1. **Create a Project**: Start by entering a title for your content project
2. **Add Sources** (optional):
- **Text**: Paste reference text directly
- **URL**: Enter a web page URL and click "Extract Content" to scrape it
- **Upload**: Upload documents (PDF, DOC, DOCX, TXT) for automatic content extraction
3. **Select Content Type**: Choose the type of content you want to generate
4. **Provide Outline**: Enter a structured outline for your content
5. **AI Generation Process**:
- **Phase 1**: Section analysis and refinement using your sources
- **Phase 2**: Enhanced content generation with real-time search
- Automatic keyword extraction for each section
- Real-time web search using Tavily API
- Integration of current information with your provided sources
- **Phase 3**: Coherence and consistency refinement
6. **Interactive Refinement**: Use the chat interface to:
- Request tone or style changes
- Adjust content length
- Add specific details or examples
- Make structural improvements
- Continue refining until satisfied

## API Integrations

### Upstage SolarLLM

Used for intelligent content generation and refinement:
- **Content Planning**: Analyzes outlines and optimizes section structure
- **Content Writing**: Generates professional, contextual content
- **Coherence Refinement**: Ensures consistency and flow across sections
- **Interactive Chat**: Real-time content modifications based on user feedback

### Upstage Document Parse

Used for extracting text content from uploaded documents. Supports:
- PDF files
- Microsoft Word documents (.doc, .docx)
- Plain text files (.txt)

### Firecrawl

Used for extracting clean, structured content from web pages.

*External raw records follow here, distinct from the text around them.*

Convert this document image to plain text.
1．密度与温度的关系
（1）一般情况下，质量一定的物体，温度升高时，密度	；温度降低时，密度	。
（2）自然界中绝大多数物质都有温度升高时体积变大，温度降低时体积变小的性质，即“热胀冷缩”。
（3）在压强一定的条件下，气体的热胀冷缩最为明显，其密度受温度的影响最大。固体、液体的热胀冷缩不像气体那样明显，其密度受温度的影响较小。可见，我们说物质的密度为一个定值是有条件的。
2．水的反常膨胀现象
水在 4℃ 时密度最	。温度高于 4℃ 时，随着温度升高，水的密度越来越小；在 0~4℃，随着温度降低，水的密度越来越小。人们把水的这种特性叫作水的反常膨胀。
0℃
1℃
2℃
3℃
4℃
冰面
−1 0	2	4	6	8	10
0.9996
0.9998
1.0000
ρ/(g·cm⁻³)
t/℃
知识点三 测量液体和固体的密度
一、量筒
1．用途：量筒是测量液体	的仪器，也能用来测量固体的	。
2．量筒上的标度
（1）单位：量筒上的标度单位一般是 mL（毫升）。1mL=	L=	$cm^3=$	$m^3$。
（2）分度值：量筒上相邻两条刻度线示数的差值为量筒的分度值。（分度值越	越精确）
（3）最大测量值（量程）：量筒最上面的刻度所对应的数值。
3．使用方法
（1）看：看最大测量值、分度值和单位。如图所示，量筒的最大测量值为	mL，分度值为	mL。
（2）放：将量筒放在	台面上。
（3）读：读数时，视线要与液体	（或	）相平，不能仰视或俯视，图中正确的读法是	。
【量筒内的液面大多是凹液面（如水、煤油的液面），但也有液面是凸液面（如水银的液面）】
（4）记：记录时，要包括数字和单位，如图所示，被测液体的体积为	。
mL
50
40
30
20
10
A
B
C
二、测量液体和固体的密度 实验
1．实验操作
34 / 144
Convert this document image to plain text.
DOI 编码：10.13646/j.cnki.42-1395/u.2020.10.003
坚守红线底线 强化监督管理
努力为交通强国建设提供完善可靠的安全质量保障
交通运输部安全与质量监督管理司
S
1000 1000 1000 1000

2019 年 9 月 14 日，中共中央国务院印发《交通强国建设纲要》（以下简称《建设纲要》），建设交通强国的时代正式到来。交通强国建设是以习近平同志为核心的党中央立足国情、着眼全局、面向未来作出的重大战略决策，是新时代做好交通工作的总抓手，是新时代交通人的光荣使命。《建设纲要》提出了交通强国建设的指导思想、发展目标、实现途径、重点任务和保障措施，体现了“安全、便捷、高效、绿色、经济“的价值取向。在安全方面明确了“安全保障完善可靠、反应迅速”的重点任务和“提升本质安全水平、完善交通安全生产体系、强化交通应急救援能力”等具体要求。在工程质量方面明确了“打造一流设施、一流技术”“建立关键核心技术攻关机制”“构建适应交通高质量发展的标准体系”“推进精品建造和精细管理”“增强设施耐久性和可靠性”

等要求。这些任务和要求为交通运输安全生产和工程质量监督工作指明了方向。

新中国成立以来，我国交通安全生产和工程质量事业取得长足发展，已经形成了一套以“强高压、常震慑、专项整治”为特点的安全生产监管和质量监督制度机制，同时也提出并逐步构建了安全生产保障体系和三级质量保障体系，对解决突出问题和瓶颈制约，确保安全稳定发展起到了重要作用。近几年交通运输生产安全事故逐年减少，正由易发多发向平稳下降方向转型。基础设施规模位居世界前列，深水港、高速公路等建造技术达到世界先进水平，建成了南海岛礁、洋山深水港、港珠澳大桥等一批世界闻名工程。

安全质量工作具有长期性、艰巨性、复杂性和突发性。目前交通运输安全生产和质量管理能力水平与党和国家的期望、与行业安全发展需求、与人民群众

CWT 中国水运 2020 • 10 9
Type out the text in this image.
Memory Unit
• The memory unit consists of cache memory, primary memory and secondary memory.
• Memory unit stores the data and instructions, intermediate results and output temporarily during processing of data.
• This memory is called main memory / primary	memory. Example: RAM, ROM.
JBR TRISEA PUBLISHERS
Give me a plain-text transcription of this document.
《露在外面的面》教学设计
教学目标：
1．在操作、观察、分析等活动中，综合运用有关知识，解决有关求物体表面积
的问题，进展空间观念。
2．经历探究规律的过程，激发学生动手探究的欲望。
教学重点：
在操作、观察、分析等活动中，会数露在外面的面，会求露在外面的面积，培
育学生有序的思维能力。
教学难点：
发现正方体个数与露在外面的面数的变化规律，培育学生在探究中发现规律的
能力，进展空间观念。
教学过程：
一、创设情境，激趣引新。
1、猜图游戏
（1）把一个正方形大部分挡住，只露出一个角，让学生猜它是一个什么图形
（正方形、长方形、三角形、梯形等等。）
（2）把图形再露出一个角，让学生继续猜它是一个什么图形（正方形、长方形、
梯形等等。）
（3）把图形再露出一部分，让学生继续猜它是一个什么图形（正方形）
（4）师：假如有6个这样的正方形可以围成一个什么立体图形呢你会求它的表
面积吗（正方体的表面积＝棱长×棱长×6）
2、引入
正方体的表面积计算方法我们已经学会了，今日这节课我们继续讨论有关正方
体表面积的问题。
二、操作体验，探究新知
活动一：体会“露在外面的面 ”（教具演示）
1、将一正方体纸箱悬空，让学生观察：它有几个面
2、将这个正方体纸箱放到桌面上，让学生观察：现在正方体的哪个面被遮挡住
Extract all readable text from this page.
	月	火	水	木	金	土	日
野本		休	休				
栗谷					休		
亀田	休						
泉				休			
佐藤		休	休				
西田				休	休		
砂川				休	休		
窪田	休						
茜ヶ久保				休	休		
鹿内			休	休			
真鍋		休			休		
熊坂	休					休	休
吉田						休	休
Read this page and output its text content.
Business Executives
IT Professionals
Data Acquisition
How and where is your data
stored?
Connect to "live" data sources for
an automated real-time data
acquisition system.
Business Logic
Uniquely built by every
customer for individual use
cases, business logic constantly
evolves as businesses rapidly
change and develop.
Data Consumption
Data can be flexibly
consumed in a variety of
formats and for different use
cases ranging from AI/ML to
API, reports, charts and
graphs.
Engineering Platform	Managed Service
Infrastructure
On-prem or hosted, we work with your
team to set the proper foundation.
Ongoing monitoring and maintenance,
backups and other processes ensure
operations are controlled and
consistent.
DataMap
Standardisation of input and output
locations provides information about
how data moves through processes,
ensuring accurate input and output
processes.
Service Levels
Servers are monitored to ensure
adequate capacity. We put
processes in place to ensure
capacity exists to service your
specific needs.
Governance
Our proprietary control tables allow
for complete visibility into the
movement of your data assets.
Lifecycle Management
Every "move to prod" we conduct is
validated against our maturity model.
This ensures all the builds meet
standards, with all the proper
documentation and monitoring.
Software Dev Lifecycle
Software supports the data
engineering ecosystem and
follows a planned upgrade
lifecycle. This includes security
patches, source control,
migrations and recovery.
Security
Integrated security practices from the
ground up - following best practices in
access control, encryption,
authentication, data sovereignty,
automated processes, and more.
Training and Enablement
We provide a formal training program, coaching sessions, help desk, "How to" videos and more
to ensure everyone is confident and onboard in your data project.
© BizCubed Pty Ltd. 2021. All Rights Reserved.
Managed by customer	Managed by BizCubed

Features:
- Automatic content extraction
- Removes navigation, ads, and other non-content elements
- Returns markdown-formatted text
- Extracts metadata like title, description, and author

### Tavily Search API

Enhances content generation with real-time search capabilities:
- Intelligent keyword extraction from section context
- Advanced web search with raw content inclusion
- Current and factual information retrieval
- Seamless integration with existing content sources
- Automatically filters out low-quality sources (social media, forums)

## Tech Stack

- **Framework**: Next.js 15 with App Router
- **UI**: React with Tailwind CSS and Radix UI components
- **Document Processing**: Upstage Document Parse API
- **Web Scraping**: Firecrawl API
- **TypeScript**: Full type safety throughout the application

## Development

The project uses:
- TypeScript for type safety
- Tailwind CSS for styling
- Radix UI for accessible components
- Next.js API routes for backend functionality

## License

This project is licensed under the MIT License.